Michael White, known as the founder of Narrative Therapy, was born in Adelaide, South Australia. He began his professional career working as a social worker in probation in welfare. After he graduated from the University of South Australia in 1979, he began practicing psychiatry as a social worker with the Adelaide Children’s Hospital. White went on to create the Dulwich Centre and opened his first practice specializing in family therapy. He maintained his affiliation with the Dulwich Centre throughout his life. White worked with Indigenous Aboriginal people, and focused on children, as well as people suffering with anorexia, bulimia, and schizophrenia.


He spent many years working and developing narrative therapy with his colleague and friend David Epston. Together they created a form of therapy that views people’s lives as a series of stories, waiting to be told, examined and explored in order to further future development and human growth. Drawing from his experience working with trauma victims, White was able to unite conflicting groups of people through the use of narrative therapy. With White’s help, communities in Canada were able to compromise years of land disputes. He used his expertise throughout the world, and especially in his native land of Australia. In 2008, shortly before his sudden death from a heart attack, White founded the Adelaide Narrative Therapy Center in Ontario Canada.
       

Contribution to Psychology
Narrative therapy is based on the theories developed by Michael White and David Epston. This form of therapy focuses on the client’s narrative, with the collaboration of the therapist. The client and therapist work together to develop richer life stories, and deeper narratives. The therapist will pose questions to the client to elicit colorful, expanded retelling of stories that may include details and nuances otherwise omitted from the experience at being recounted. Narrative therapy strives to segregate the client from their stories through externalization. Using structuralist paradigms, the client is taught to understand their relationship with their problem, and to distinguish themselves from the specific details and attributes of the event. The narrative motto: “The person is not the problem, the problem is the problem,” is the goal in achieving a true understanding of that relationship.

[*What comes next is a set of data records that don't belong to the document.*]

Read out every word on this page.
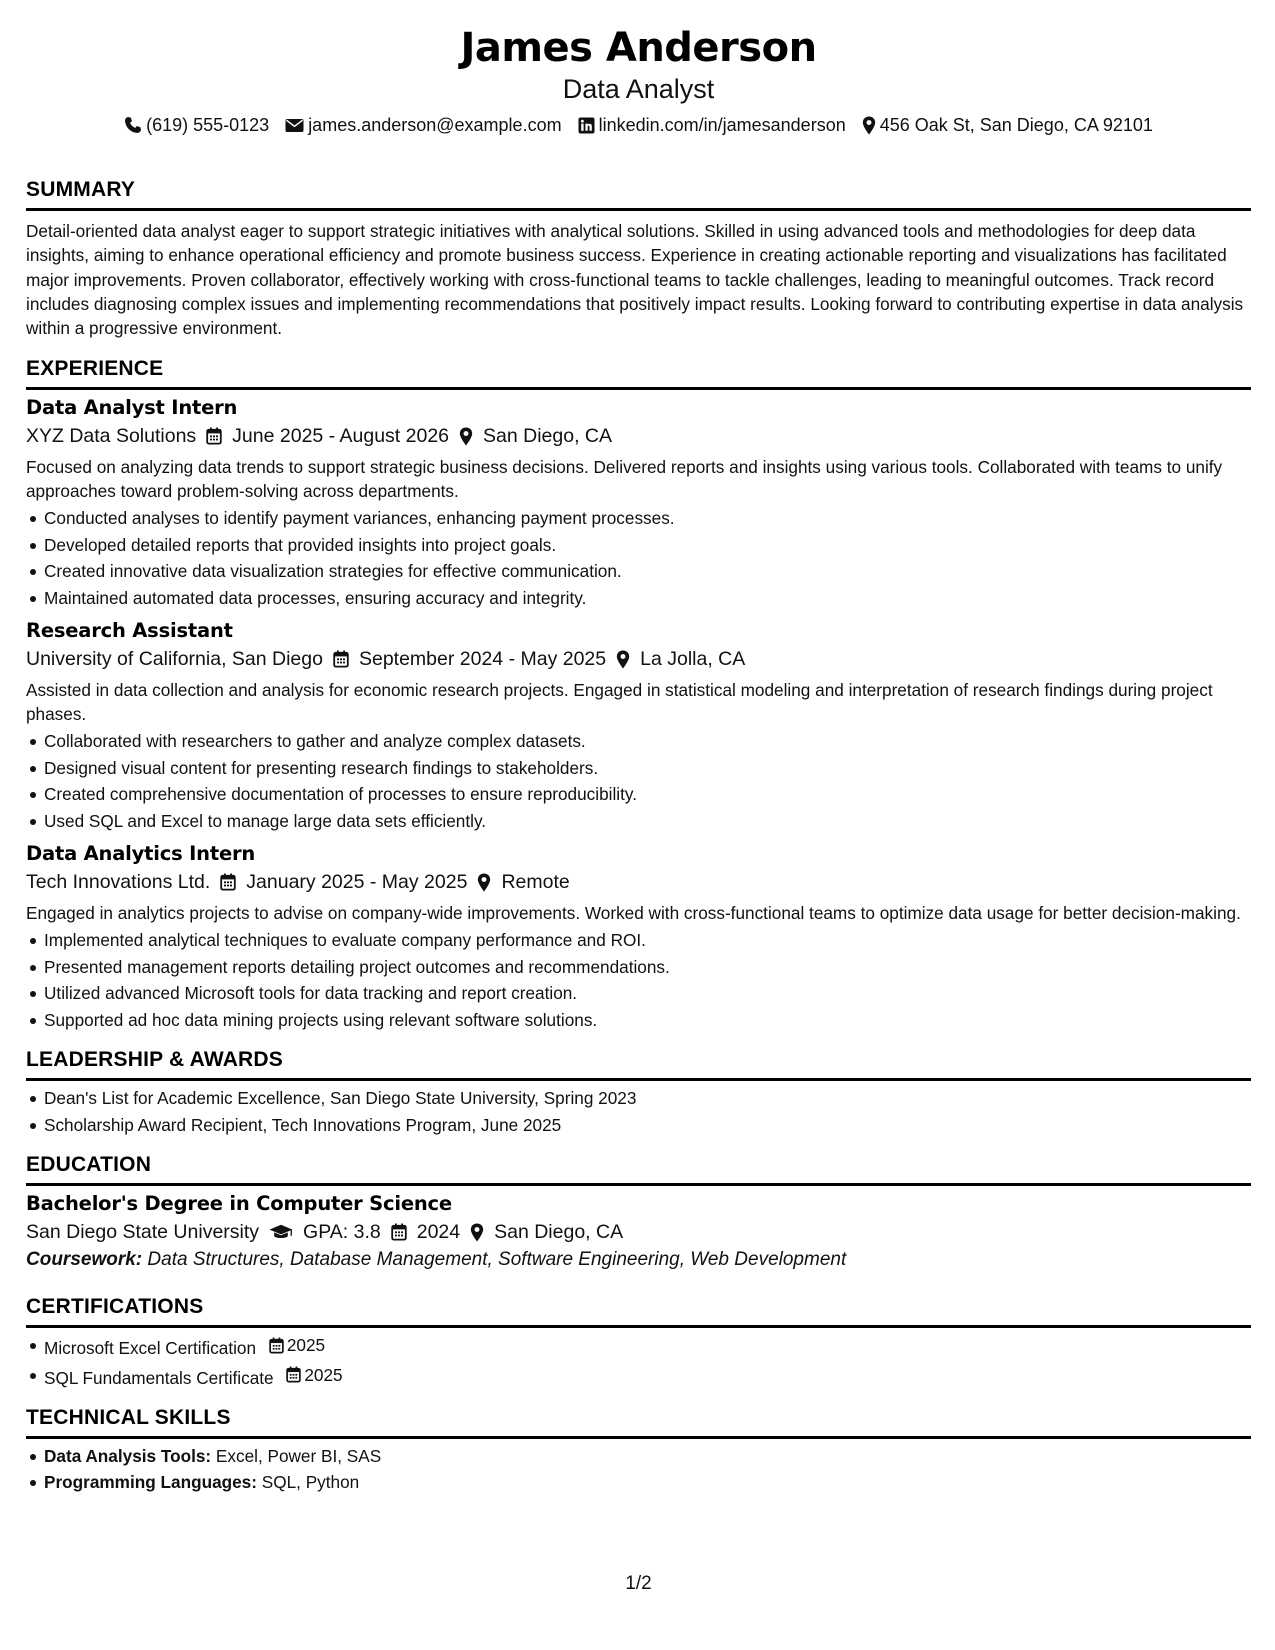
James Anderson
Data Analyst
(619) 555-0123 james.anderson@example.com linkedin.com/in/jamesanderson 456 Oak St, San Diego, CA 92101
SUMMARY
Detail-oriented data analyst eager to support strategic initiatives with analytical solutions. Skilled in using advanced tools and methodologies for deep data insights, aiming to enhance operational efficiency and promote business success. Experience in creating actionable reporting and visualizations has facilitated major improvements. Proven collaborator, effectively working with cross-functional teams to tackle challenges, leading to meaningful outcomes. Track record includes diagnosing complex issues and implementing recommendations that positively impact results. Looking forward to contributing expertise in data analysis within a progressive environment.
EXPERIENCE
Data Analyst Intern
XYZ Data Solutions June 2025 - August 2026 San Diego, CA
Focused on analyzing data trends to support strategic business decisions. Delivered reports and insights using various tools. Collaborated with teams to unify approaches toward problem-solving across departments.
Conducted analyses to identify payment variances, enhancing payment processes.
Developed detailed reports that provided insights into project goals.
Created innovative data visualization strategies for effective communication.
Maintained automated data processes, ensuring accuracy and integrity.
Research Assistant
University of California, San Diego September 2024 - May 2025 La Jolla, CA
Assisted in data collection and analysis for economic research projects. Engaged in statistical modeling and interpretation of research findings during project phases.
Collaborated with researchers to gather and analyze complex datasets.
Designed visual content for presenting research findings to stakeholders.
Created comprehensive documentation of processes to ensure reproducibility.
Used SQL and Excel to manage large data sets efficiently.
Data Analytics Intern
Tech Innovations Ltd. January 2025 - May 2025 Remote
Engaged in analytics projects to advise on company-wide improvements. Worked with cross-functional teams to optimize data usage for better decision-making.
Implemented analytical techniques to evaluate company performance and ROI.
Presented management reports detailing project outcomes and recommendations.
Utilized advanced Microsoft tools for data tracking and report creation.
Supported ad hoc data mining projects using relevant software solutions.
LEADERSHIP & AWARDS
Dean's List for Academic Excellence, San Diego State University, Spring 2023
Scholarship Award Recipient, Tech Innovations Program, June 2025
EDUCATION
Bachelor's Degree in Computer Science
San Diego State University GPA: 3.8 2024 San Diego, CA
Coursework: Data Structures, Database Management, Software Engineering, Web Development
CERTIFICATIONS
Microsoft Excel Certification 2025
SQL Fundamentals Certificate 2025
TECHNICAL SKILLS
Data Analysis Tools: Excel, Power BI, SAS
Programming Languages: SQL, Python
1/2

Through narrative therapy, clients are encouraged to recognize the positive influences of their own stories, and to develop them into the existence of their own identities.

 

Narrative therapy employs deconstruction and “meaning making” through the use of questioning and the development of the client/therapist alliance. Narrative therapy is applied in family therapy; however it has been effective in the various other arenas, including business, education, and communities.